= Shreddies Underwear =

Flatulence-filtering underwear brand

Shreddies Ltd. manufactures flatulence-filtering garments, produced in Leicestershire, England. British designer Paul J. O'Leary worked with researchers and lingerie designers from De Montfort University to launch the design in 2009. O'Leary is also the founder and Director of deVOL Kitchens and Floors of Stone.

The company name comes from a colloquial term for underwear that originated in the British Armed forces (see RAF slang).

The garments feature an activated carbon back panel that absorbs flatulence odours. Originally invented as healthcare underwear for people with conditions such as IBS, Crohn’s disease and food intolerances, the garments are now available in department stores around the UK and are marketed at everyone.

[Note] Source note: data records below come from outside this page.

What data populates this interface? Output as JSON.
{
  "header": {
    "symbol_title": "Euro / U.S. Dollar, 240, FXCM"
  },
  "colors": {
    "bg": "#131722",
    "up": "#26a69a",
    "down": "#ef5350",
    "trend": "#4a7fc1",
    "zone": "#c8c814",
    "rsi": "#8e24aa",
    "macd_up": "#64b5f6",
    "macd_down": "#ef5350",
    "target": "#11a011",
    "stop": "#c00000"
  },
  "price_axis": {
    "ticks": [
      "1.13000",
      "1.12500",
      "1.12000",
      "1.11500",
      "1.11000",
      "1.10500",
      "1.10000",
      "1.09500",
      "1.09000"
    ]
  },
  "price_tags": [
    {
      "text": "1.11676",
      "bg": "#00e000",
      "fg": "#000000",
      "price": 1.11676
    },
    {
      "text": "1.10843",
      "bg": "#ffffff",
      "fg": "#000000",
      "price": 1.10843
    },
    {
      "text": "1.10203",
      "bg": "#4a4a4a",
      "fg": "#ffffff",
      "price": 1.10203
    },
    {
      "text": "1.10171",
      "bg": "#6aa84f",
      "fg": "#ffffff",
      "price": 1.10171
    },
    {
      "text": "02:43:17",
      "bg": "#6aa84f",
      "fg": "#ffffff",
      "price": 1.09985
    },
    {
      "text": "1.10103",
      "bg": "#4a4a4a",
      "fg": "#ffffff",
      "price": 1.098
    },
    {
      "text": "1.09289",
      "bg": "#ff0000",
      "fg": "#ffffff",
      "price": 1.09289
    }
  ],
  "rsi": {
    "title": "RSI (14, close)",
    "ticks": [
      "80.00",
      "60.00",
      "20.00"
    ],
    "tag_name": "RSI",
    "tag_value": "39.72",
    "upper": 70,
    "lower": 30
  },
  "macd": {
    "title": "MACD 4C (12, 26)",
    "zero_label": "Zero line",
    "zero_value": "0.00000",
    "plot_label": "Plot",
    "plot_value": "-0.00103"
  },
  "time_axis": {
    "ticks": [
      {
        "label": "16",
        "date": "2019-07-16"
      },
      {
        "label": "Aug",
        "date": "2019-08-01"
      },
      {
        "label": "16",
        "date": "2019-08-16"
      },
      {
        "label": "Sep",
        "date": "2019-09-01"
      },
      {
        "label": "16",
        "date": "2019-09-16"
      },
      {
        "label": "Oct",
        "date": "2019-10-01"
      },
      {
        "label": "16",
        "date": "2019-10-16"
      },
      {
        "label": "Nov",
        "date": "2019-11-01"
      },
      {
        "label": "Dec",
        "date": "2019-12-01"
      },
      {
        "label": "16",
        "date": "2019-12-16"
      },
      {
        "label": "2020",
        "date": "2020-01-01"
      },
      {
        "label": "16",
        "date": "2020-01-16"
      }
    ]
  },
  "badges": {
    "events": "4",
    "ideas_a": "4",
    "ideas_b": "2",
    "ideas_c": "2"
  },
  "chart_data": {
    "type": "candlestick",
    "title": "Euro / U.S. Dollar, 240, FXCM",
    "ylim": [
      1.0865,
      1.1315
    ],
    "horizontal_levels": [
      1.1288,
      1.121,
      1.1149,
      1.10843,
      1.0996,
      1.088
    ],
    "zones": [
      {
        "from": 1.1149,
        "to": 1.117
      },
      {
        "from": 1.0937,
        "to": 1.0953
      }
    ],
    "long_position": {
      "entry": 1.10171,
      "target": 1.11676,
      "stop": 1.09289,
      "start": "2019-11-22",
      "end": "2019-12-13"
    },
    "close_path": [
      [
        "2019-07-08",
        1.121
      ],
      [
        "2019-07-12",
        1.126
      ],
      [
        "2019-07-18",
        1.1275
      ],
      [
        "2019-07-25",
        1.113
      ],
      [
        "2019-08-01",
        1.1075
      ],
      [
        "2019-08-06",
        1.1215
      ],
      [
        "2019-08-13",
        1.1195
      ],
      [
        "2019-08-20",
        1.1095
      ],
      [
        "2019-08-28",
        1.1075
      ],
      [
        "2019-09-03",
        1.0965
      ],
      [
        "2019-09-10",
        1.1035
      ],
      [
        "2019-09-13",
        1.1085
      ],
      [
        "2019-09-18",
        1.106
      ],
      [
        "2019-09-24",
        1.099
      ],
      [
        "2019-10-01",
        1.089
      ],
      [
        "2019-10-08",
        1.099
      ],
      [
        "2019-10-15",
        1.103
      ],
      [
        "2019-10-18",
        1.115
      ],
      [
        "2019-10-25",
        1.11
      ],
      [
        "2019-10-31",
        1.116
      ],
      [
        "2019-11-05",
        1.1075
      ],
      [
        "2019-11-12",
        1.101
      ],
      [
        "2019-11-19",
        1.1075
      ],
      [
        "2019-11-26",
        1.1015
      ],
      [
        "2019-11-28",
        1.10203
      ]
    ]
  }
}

Shreddies Ltd. has developed the collection to include flatulence filtering underwear, pyjamas and jeans for both men and women, as well as incontinence underwear for all ages.

==Technology==

Shreddies Ltd. garments feature an activated carbon back panel, which absorbs and neutralises odours. The panel is reactivated when the garment is washed. Research by De Montfort University found that the fabric “removes sulphide and ethyl mercaptan so effectively it can filter odours 200 times the strength of the average flatus emission”.

==Awards==

In 2009 Shreddies underwear received a “Look Good Feel Good” award from the Association for Continence Advice.